Betrüger fordern Geld mit gefälschten Bundesnetzagentur-Briefen für Balkon-Solaranlagen
Alexander MälzerBetrüger fordern Geld mit gefälschten Bundesnetzagentur-Briefen für Balkon-Solaranlagen
Besitzer kleiner „Balkon-Solaranlagen“ erhalten betrügerische Schreiben mit Forderungsbescheiden
Betrüger verschicken derzeit gefälschte Briefe, die vorgeblich von der Bundesnetzagentur stammen und Empfänger auffordern, innerhalb von 14 Tagen angebliche Strafzahlungen zu leisten. Die Behörden warnen nun vor dieser Masche.

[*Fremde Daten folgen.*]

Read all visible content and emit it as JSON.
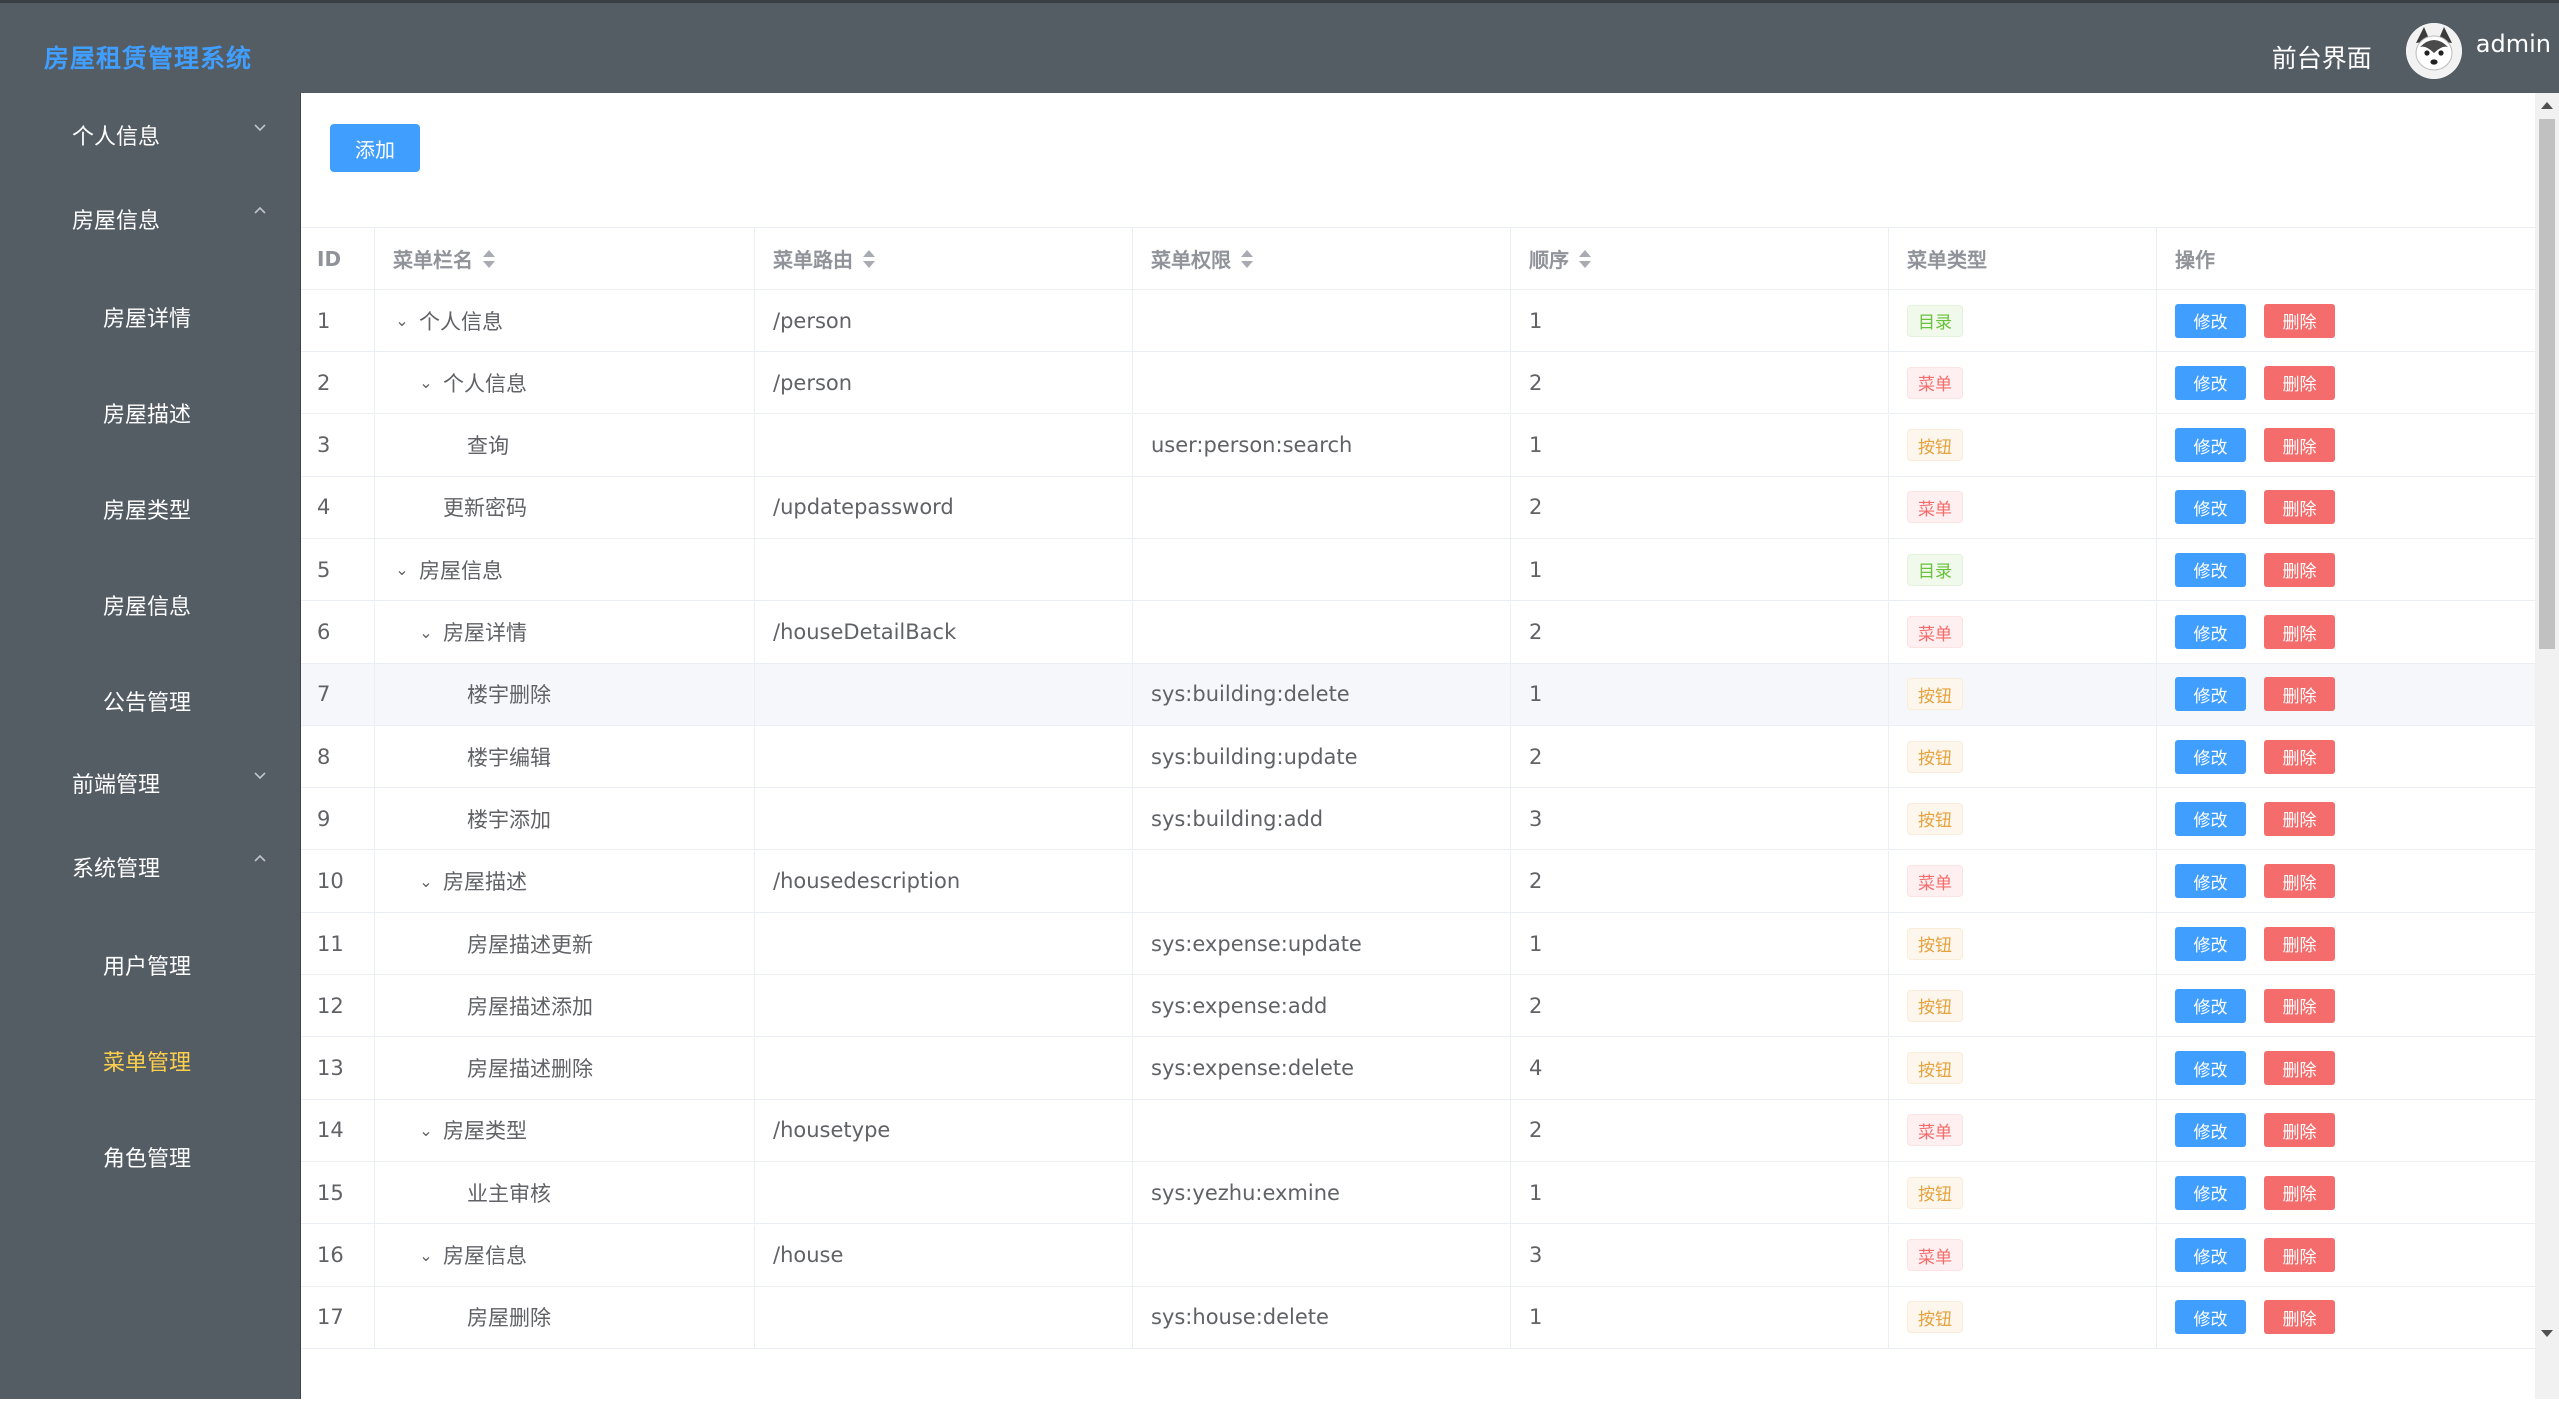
{
  "header": {
    "logo": "房屋租赁管理系统",
    "front_link": "前台界面",
    "username": "admin"
  },
  "sidebar": {
    "groups": [
      {
        "label": "个人信息",
        "expanded": false
      },
      {
        "label": "房屋信息",
        "expanded": true,
        "items": [
          "房屋详情",
          "房屋描述",
          "房屋类型",
          "房屋信息",
          "公告管理"
        ]
      },
      {
        "label": "前端管理",
        "expanded": false
      },
      {
        "label": "系统管理",
        "expanded": true,
        "items": [
          "用户管理",
          "菜单管理",
          "角色管理"
        ]
      }
    ],
    "active_item": "菜单管理"
  },
  "toolbar": {
    "add_label": "添加"
  },
  "table": {
    "headers": [
      "ID",
      "菜单栏名",
      "菜单路由",
      "菜单权限",
      "顺序",
      "菜单类型",
      "操作"
    ],
    "edit_label": "修改",
    "delete_label": "删除",
    "type_labels": {
      "dir": "目录",
      "menu": "菜单",
      "btn": "按钮"
    },
    "rows": [
      {
        "id": "1",
        "name": "个人信息",
        "level": 0,
        "expandable": true,
        "route": "/person",
        "perm": "",
        "order": "1",
        "type": "dir",
        "type_label": "目录"
      },
      {
        "id": "2",
        "name": "个人信息",
        "level": 1,
        "expandable": true,
        "route": "/person",
        "perm": "",
        "order": "2",
        "type": "menu",
        "type_label": "菜单"
      },
      {
        "id": "3",
        "name": "查询",
        "level": 2,
        "expandable": false,
        "route": "",
        "perm": "user:person:search",
        "order": "1",
        "type": "btn",
        "type_label": "按钮"
      },
      {
        "id": "4",
        "name": "更新密码",
        "level": 1,
        "expandable": false,
        "route": "/updatepassword",
        "perm": "",
        "order": "2",
        "type": "menu",
        "type_label": "菜单"
      },
      {
        "id": "5",
        "name": "房屋信息",
        "level": 0,
        "expandable": true,
        "route": "",
        "perm": "",
        "order": "1",
        "type": "dir",
        "type_label": "目录"
      },
      {
        "id": "6",
        "name": "房屋详情",
        "level": 1,
        "expandable": true,
        "route": "/houseDetailBack",
        "perm": "",
        "order": "2",
        "type": "menu",
        "type_label": "菜单"
      },
      {
        "id": "7",
        "name": "楼宇删除",
        "level": 2,
        "expandable": false,
        "route": "",
        "perm": "sys:building:delete",
        "order": "1",
        "type": "btn",
        "type_label": "按钮",
        "hover": true
      },
      {
        "id": "8",
        "name": "楼宇编辑",
        "level": 2,
        "expandable": false,
        "route": "",
        "perm": "sys:building:update",
        "order": "2",
        "type": "btn",
        "type_label": "按钮"
      },
      {
        "id": "9",
        "name": "楼宇添加",
        "level": 2,
        "expandable": false,
        "route": "",
        "perm": "sys:building:add",
        "order": "3",
        "type": "btn",
        "type_label": "按钮"
      },
      {
        "id": "10",
        "name": "房屋描述",
        "level": 1,
        "expandable": true,
        "route": "/housedescription",
        "perm": "",
        "order": "2",
        "type": "menu",
        "type_label": "菜单"
      },
      {
        "id": "11",
        "name": "房屋描述更新",
        "level": 2,
        "expandable": false,
        "route": "",
        "perm": "sys:expense:update",
        "order": "1",
        "type": "btn",
        "type_label": "按钮"
      },
      {
        "id": "12",
        "name": "房屋描述添加",
        "level": 2,
        "expandable": false,
        "route": "",
        "perm": "sys:expense:add",
        "order": "2",
        "type": "btn",
        "type_label": "按钮"
      },
      {
        "id": "13",
        "name": "房屋描述删除",
        "level": 2,
        "expandable": false,
        "route": "",
        "perm": "sys:expense:delete",
        "order": "4",
        "type": "btn",
        "type_label": "按钮"
      },
      {
        "id": "14",
        "name": "房屋类型",
        "level": 1,
        "expandable": true,
        "route": "/housetype",
        "perm": "",
        "order": "2",
        "type": "menu",
        "type_label": "菜单"
      },
      {
        "id": "15",
        "name": "业主审核",
        "level": 2,
        "expandable": false,
        "route": "",
        "perm": "sys:yezhu:exmine",
        "order": "1",
        "type": "btn",
        "type_label": "按钮"
      },
      {
        "id": "16",
        "name": "房屋信息",
        "level": 1,
        "expandable": true,
        "route": "/house",
        "perm": "",
        "order": "3",
        "type": "menu",
        "type_label": "菜单"
      },
      {
        "id": "17",
        "name": "房屋删除",
        "level": 2,
        "expandable": false,
        "route": "",
        "perm": "sys:house:delete",
        "order": "1",
        "type": "btn",
        "type_label": "按钮"
      }
    ]
  },
  "colors": {
    "header_bg": "#545c64",
    "sidebar_bg": "#545c64",
    "active_menu": "#ffd04b",
    "primary": "#409eff",
    "danger": "#f56c6c"
  }
}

In den betrügerischen Schreiben wird den Adressaten vorgeworfen, ihre Photovoltaik-Minianlagen nicht im Marktstammdatenregister angemeldet zu haben. Gefordert wird eine sofortige Zahlung von 41,60 Euro – bei Ignorieren drohe eine „volle Strafe“ von 208 Euro. Zwar ist die Registrierung innerhalb eines Monats nach Installation tatsächlich Pflicht, doch nutzen die Betrüger diese Vorschrift aus, um Besitzer unter Druck zu setzen.
Die Bundesnetzagentur weist auf mehrere Auffälligkeiten in den Schreiben hin: falsche Absenderangaben, erfundene Telefonnummern und täuschende E-Mail-Adressen. Die Behörde betont, dass echte Mitteilungen niemals auf diese Weise Zahlungen anfordern würden.
Empfänger sollten die Forderungen keinesfalls beachten, sondern den Vorfall umgehend bei der Polizei anzeigen. Die Bundesnetzagentur stellt klar: Auf Basis dieser gefälschten Schreiben dürfen keine Zahlungen geleistet werden.
Die Betrüger missbrauchen die tatsächliche Meldepflicht für Balkon-Solaranlagen. Zwar können bei unterlassener Registrierung Bußgelder fällig werden – die gefälschten Schreiben zielen jedoch bewusst auf Täuschung ab. Die Behörden ermitteln weiter und rufen Betroffene auf, Anzeige zu erstatten.